Non sappiamo se la soluzione provocatoria di Godani sia praticabile e davvero auspicabile. Certo non possiamo disertare davanti alle mille tragedie di Cutro che si ripetono nel totale silenzio e nella assuefazione collettiva né si può restare indifferenti davanti al processo di degenerazione delle sovranità nazionali in ideologie di potenza e di guerre intestine o davanti alle inquietanti ombre neonaziste che si allungano sull’Europa estenuata e disorientata. Si può forse assistere senza ribrezzo davanti all’osceno video pubblicato da Donald Trump che circola in rete mentre scriviamo queste righe?
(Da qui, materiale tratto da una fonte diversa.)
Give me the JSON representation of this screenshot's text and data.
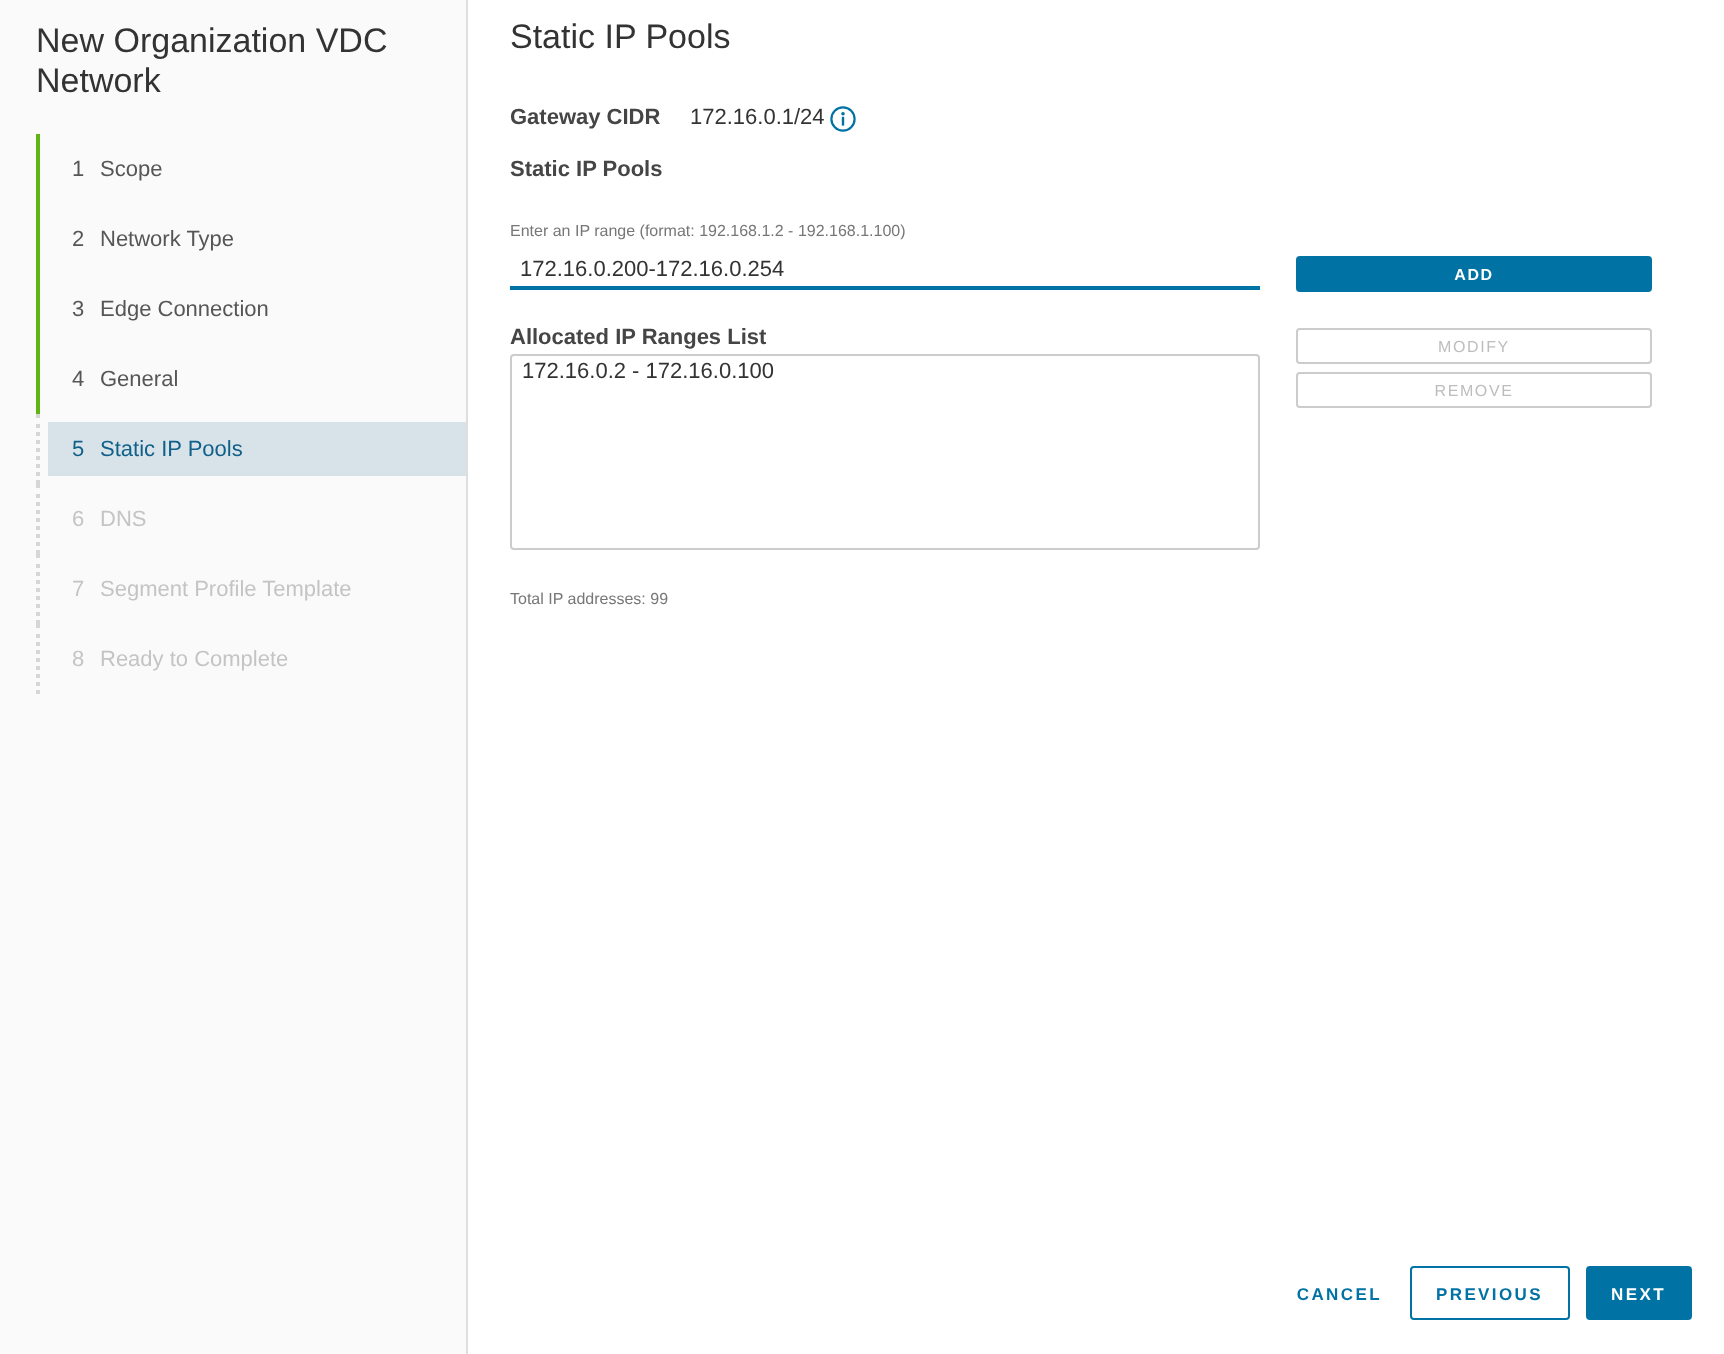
{
  "sidebar": {
    "title": "New Organization VDC Network",
    "steps": [
      {
        "number": "1",
        "label": "Scope",
        "completed": true,
        "selected": false,
        "disabled": false
      },
      {
        "number": "2",
        "label": "Network Type",
        "completed": true,
        "selected": false,
        "disabled": false
      },
      {
        "number": "3",
        "label": "Edge Connection",
        "completed": true,
        "selected": false,
        "disabled": false
      },
      {
        "number": "4",
        "label": "General",
        "completed": true,
        "selected": false,
        "disabled": false
      },
      {
        "number": "5",
        "label": "Static IP Pools",
        "completed": false,
        "selected": true,
        "disabled": false
      },
      {
        "number": "6",
        "label": "DNS",
        "completed": false,
        "selected": false,
        "disabled": true
      },
      {
        "number": "7",
        "label": "Segment Profile Template",
        "completed": false,
        "selected": false,
        "disabled": true
      },
      {
        "number": "8",
        "label": "Ready to Complete",
        "completed": false,
        "selected": false,
        "disabled": true
      }
    ]
  },
  "page": {
    "title": "Static IP Pools",
    "gateway": {
      "label": "Gateway CIDR",
      "value": "172.16.0.1/24"
    },
    "section_label": "Static IP Pools",
    "range_input": {
      "label": "Enter an IP range (format: 192.168.1.2 - 192.168.1.100)",
      "value": "172.16.0.200-172.16.0.254"
    },
    "buttons": [
      {
        "label": "ADD",
        "disabled": false
      },
      {
        "label": "MODIFY",
        "disabled": true
      },
      {
        "label": "REMOVE",
        "disabled": true
      }
    ],
    "list": {
      "label": "Allocated IP Ranges List",
      "items": [
        {
          "text": "172.16.0.2 - 172.16.0.100",
          "selected": false
        }
      ]
    },
    "total": "Total IP addresses: 99"
  },
  "footer": {
    "buttons": [
      {
        "label": "CANCEL",
        "kind": "link"
      },
      {
        "label": "PREVIOUS",
        "kind": "outline"
      },
      {
        "label": "NEXT",
        "kind": "primary"
      }
    ]
  }
}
Una pacchiana e volgare rappresentazione generata con l’Intelligenza Artificiale che immagina un futuro di Gaza sotto il controllo degli Stati Uniti trasformata in una Las Vegas mediorientale, con una pioggia di dollari sotto il cielo di Elon Musk, ballerine discinte, una monumentale statua d’oro del capo della Casa Bianca e Netanyahu che prende il sole e sorseggia un cocktail a bordo piscina. Una grottesca scenografia se non fosse il progetto del mondo distopico che si prepara. Un’idea di società padronale e maschilista, classista e razzista.
Davanti a tutto questo non possiamo certo stare a guardare, muti e passivi spettatori, come quella coppia di turisti – nella fotografia in alto scattata da Ivana Castronovo – che seduti su una panchina osservano come in uno spettacolo a teatro lo scioglimento dei ghiacciai mentre bevono una coca cola. Forse più che una diserzione sarebbe urgente una qualche forma di ammutinamento della storia o semplicemente una replica della nota risposta di Bartleby, lo scrivano di Melville, al datore di lavoro: «I would prefer not to».